18.7.2020
Streß – der Feind im eigenen Körper
Eine Frau will sich das Rauchen abgewöhnen. Wenn sie zum Beispiel Besuche bei ihren Kindern macht oder irgendetwas unternimmt, denkt sie nicht ans Rauchen. Sobald sie zu Hause ist und Streß hat, greift sie zur Zigarette. Sie meinte, wenn sie keine Zigaretten im Haus habe, könne sie das Rauchen aufgeben.
Ich versuchte, ihr klarzumachen, daß das Rauchen oder Nichtrauchen mit Streß zusammenhängt. Ihre Absicht müßte sein, nicht das Rauchen aufzugeben, sondern den Streß abzubauen.
Es geht darum, die innere Mitte und Wege zur Ruhe und Zufriedenheit zu finden. Ein wesentlicher Faktor für Streß liegt zum Beispiel darin begründet, daß man sich dem undurchsichtigen modernen Leben gegenüber orientierungslos, überfordert und ausgeliefert fühlt.
Die fortwährende Reaktion auf äußere Reize verursacht Streß als körperlichen Zustand. Viele Menschen glauben, sie müßten ständig erreichbar sein, und gelangen dadurch nicht selten an den Rand völliger Erschöpfung. Um dies zu verhindern, gilt es, rechtzeitig zum Beispiel durch Entspannungsübungen für das innere Gleichgewicht und die innere Ruhe zu sorgen. Als Königsweg der Entspannung gilt die Meditation.
Menschen, die meditieren, erleben, daß die Zeit stillsteht.

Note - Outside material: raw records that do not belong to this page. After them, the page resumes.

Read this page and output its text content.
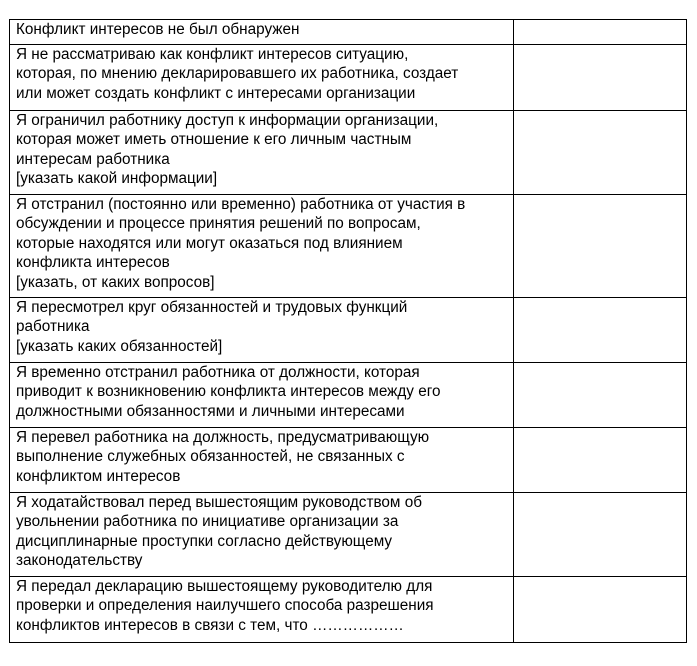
Конфликт интересов не был обнаружен	
Я не рассматриваю как конфликт интересов ситуацию,
которая, по мнению декларировавшего их работника, создает
или может создать конфликт с интересами организации	
Я ограничил работнику доступ к информации организации,
которая может иметь отношение к его личным частным
интересам работника
[указать какой информации]	
Я отстранил (постоянно или временно) работника от участия в
обсуждении и процессе принятия решений по вопросам,
которые находятся или могут оказаться под влиянием
конфликта интересов
[указать, от каких вопросов]	
Я пересмотрел круг обязанностей и трудовых функций
работника
[указать каких обязанностей]	
Я временно отстранил работника от должности, которая
приводит к возникновению конфликта интересов между его
должностными обязанностями и личными интересами	
Я перевел работника на должность, предусматривающую
выполнение служебных обязанностей, не связанных с
конфликтом интересов	
Я ходатайствовал перед вышестоящим руководством об
увольнении работника по инициативе организации за
дисциплинарные проступки согласно действующему
законодательству	
Я передал декларацию вышестоящему руководителю для
проверки и определения наилучшего способа разрешения
конфликтов интересов в связи с тем, что ………………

Das zeitliche Nacheinander wird zum Nebeneinander, das räumliche Nebeneinander zum Ineinander, das Ineinander zum lebendigen Erlebnis einer Verschmelzung von Raum und Zeit.

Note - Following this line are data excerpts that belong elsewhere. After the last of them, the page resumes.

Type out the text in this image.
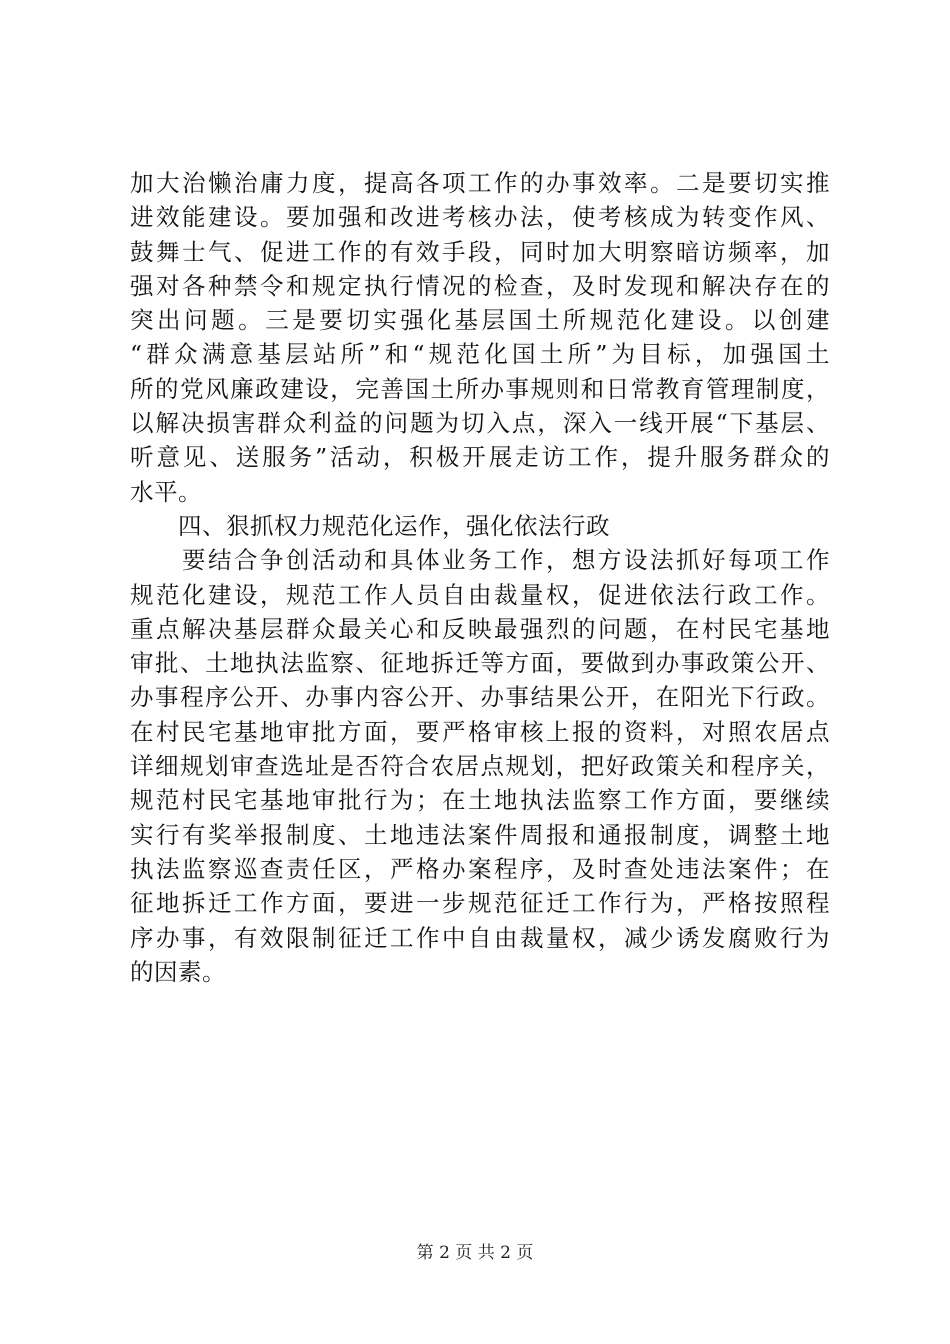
加大治懒治庸力度，提高各项工作的办事效率。二是要切实推
进效能建设。要加强和改进考核办法，使考核成为转变作风、
鼓舞士气、促进工作的有效手段，同时加大明察暗访频率，加
强对各种禁令和规定执行情况的检查，及时发现和解决存在的
突出问题。三是要切实强化基层国土所规范化建设。以创建
“群众满意基层站所”和“规范化国土所”为目标，加强国土
所的党风廉政建设，完善国土所办事规则和日常教育管理制度，
以解决损害群众利益的问题为切入点，深入一线开展“下基层、
听意见、送服务”活动，积极开展走访工作，提升服务群众的
水平。
　　四、狠抓权力规范化运作，强化依法行政
　　要结合争创活动和具体业务工作，想方设法抓好每项工作
规范化建设，规范工作人员自由裁量权，促进依法行政工作。
重点解决基层群众最关心和反映最强烈的问题，在村民宅基地
审批、土地执法监察、征地拆迁等方面，要做到办事政策公开、
办事程序公开、办事内容公开、办事结果公开，在阳光下行政。
在村民宅基地审批方面，要严格审核上报的资料，对照农居点
详细规划审查选址是否符合农居点规划，把好政策关和程序关，
规范村民宅基地审批行为；在土地执法监察工作方面，要继续
实行有奖举报制度、土地违法案件周报和通报制度，调整土地
执法监察巡查责任区，严格办案程序，及时查处违法案件；在
征地拆迁工作方面，要进一步规范征迁工作行为，严格按照程
序办事，有效限制征迁工作中自由裁量权，减少诱发腐败行为
的因素。
第 2 页 共 2 页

Es wird intensiv geübt, ganz im Hier und Jetzt zu sein, ganz in dem, was man gerade tut. Nicht immer gelingt es, auch den Affenkäfig der Gedanken ruhigzustellen, beziehungsweise keinem Gedanken nachzugehen, sondern jeden kommenden Gedanken loszulassen, sobald man sich mit ihm beschäftigen will. Übende wissen, wie schwer das ist, aber auch wie beglückend, wenn es gelingt.

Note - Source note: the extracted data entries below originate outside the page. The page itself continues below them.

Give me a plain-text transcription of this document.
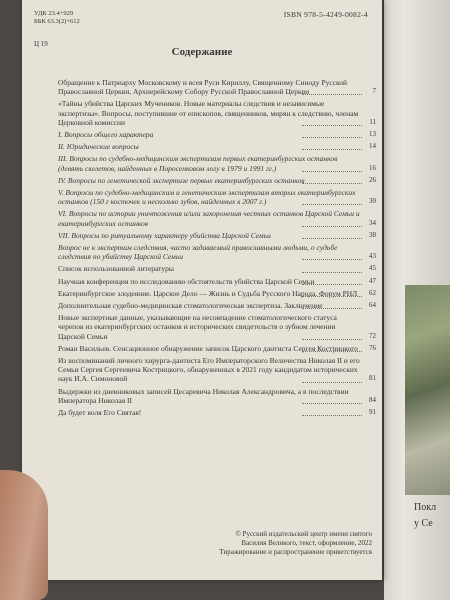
Покл
у Се
УДК 23.4+929
ББК 63.3(2)+612
ISBN 978-5-4249-0082-4
Ц 19
Содержание
Обращение к Патриарху Московскому и всея Руси Кириллу, Священному Синоду Русской Православной Церкви, Архиерейскому Собору Русской Православной Церкви	7
«Тайны убийства Царских Мучеников. Новые материалы следствия и независимые экспертизы». Вопросы, поступившие от епископов, священников, мирян к следствию, членам Церковной комиссии	11
I. Вопросы общего характера	13
II. Юридические вопросы	14
III. Вопросы по судебно-медицинским экспертизам первых екатеринбургских останков (девять скелетов, найденных в Поросенковом логу в 1979 и 1991 гг.)	16
IV. Вопросы по генетической экспертизе первых екатеринбургских останков	26
V. Вопросы по судебно-медицинским и генетическим экспертизам вторых екатеринбургских останков (150 г косточек и несколько зубов, найденных в 2007 г.)	30
VI. Вопросы по истории уничтожения и/или захоронения честных останков Царской Семьи и екатеринбургских останков	34
VII. Вопросы по ритуальному характеру убийства Царской Семьи	38
Вопрос не к экспертам следствия, часто задаваемый православными людьми, о судьбе следствия по убийству Царской Семьи	43
Список использованной литературы	45
Научная конференция по исследованию обстоятельств убийства Царской Семьи	47
Екатеринбургское злодеяние. Царское Дело — Жизнь и Судьба Русского Народа. Форум РНЛ	62
Дополнительная судебно-медицинская стоматологическая экспертиза. Заключение	64
Новые экспертные данные, указывающие на несовпадение стоматологического статуса черепов из екатеринбургских останков и исторических свидетельств о зубном лечении Царской Семьи	72
Роман Васильев. Сенсационное обнаружение записок Царского дантиста Сергея Кострицкого	76
Из воспоминаний личного хирурга-дантиста Его Императорского Величества Николая II и его Семьи Сергея Сергеевича Кострицкого, обнаруженных в 2021 году кандидатом исторических наук И.А. Симоновой	81
Выдержки из дневниковых записей Цесаревича Николая Александровича, а в последствии Императора Николая II	84
Да будет воля Его Святая!	91
© Русский издательский центр имени святого
Василия Великого, текст, оформление, 2022
Тиражирование и распространение приветствуется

Die Gebärde, in der die Finger der Rechten in den Fingern der Linken ruhen oder umgekehrt, ist eine Gebärde des Sich-sammelns und der Hingabe sowie der Bereitschaft, sich beschenken zu lassen.
In der Meditation wird insbesondere geübt, Gefäß zu sein. Der Lotussitz und die als Schalen geöffneten Hände machen das Bild des sich zum Empfangen und zum Schenken öffnenden Gefäßes auch äußerlich sichtbar.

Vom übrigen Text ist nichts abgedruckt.